Les outre-mer ont bien d’autres particularités, mais aussi – il ne faudrait pas l’oublier – bien d’autres différences et bien d’autres handicaps.
Si nous ne voulons pas que les atouts des outre-mer se transforment rapidement en handicaps et viennent s’ajouter à la liste de ceux qui existent déjà, nous devons rester vigilants.
Les choix de développement économique des outre-mer sont, plus que partout ailleurs, indissociables des réalités environnementales et sociétales propres à chacune des collectivités.
Ce n’est pas seulement à l’État français qu’il appartiendra de veiller à trouver le juste équilibre dans ce domaine, mais aussi à ceux qui ont et qui auront demain la charge d’accompagner et de piloter le développement économique de ces territoires.
En ce sens, je souhaiterais que, à chacun des titres et des chapitres du projet de loi portant engagement national pour l’environnement, nous nous demandions si les règles arrêtées au niveau national peuvent être appliquées, en l’état, en outre-mer ou s’il faut les adapter.
C’est aussi pourquoi il convient d’être attentif aux remarques et aux amendements de nos collègues ultramarins, qui sont les mieux placés, ici, pour savoir de quoi ils parlent.
Pour ma part, je viens d’une île dotée d’un statut particulier et qui a choisi la voie de l’autonomie.
En nous accordant cette autonomie, le législateur nous a reconnu le droit de fixer nos propres règles dans un certain nombre de domaines qui nous ont été transférés, et l’environnement en fait partie.
Cela ne signifie pas pour autant, mes chers collègues, que ce projet de loi ne nous concerne pas ou ne nous intéresse pas. Bien au contraire ! Les décisions nationales sont, pour nous, le modèle à suivre : non seulement elles nous inspirent, mais elles nous guident et nous accompagnent dans notre démarche politique.
Monsieur le ministre d’État, je voudrais terminer mon propos en vous félicitant d’avoir été l’initiateur et le pilote de cette grande et belle réforme.

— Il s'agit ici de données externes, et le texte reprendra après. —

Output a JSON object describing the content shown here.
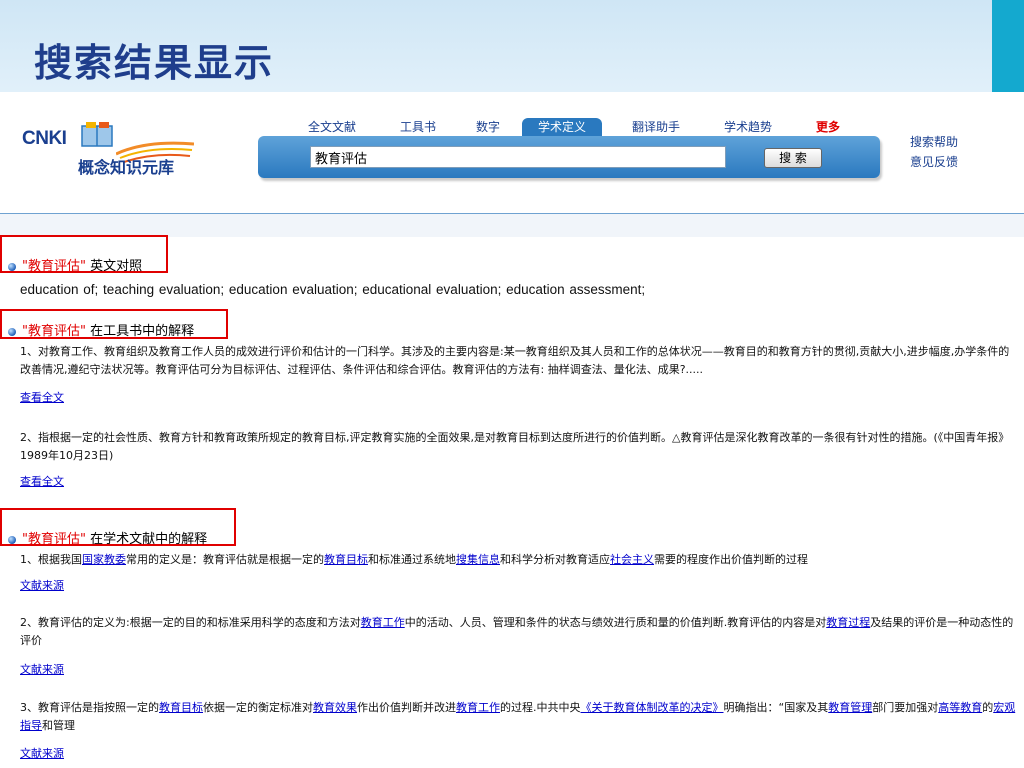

Le vote du projet de loi en première lecture vous aura permis de mesurer l’adhésion de notre assemblée à votre projet.
Comme nous l’avons entendu dans certaines interventions, chacun commence, avec un peu de recul, à mieux percevoir l’impact et les implications, parfois contraignantes, qu’auront cette loi et les suivantes sur notre comportement individuel et collectif.
Mais, nous savons aussi tous que cette loi marque un tournant indispensable, un passage obligé, qui conduira l’homme vers une meilleure intégration dans son environnement, vers un meilleur équilibre, au sens le plus large de ce terme, et, surtout, vers une plus grande responsabilité envers lui-même, envers les autres et envers la planète.
Nous le savons tous, comme le disait récemment le Premier ministre ici même, « la mise en place des dispositions du Grenelle de l’environnement est seule capable de réorienter le modèle de développement français vers la croissance ». J’en suis, pour ma part, profondément convaincu.
Pour toutes ces raisons, monsieur le ministre d’État, vous pouvez compter sur mon soutien. (Applaudissements sur les travées de l’UMP.)
(M. Roland du Luart remplace Mme Monique Papon au fauteuil de la présidence.)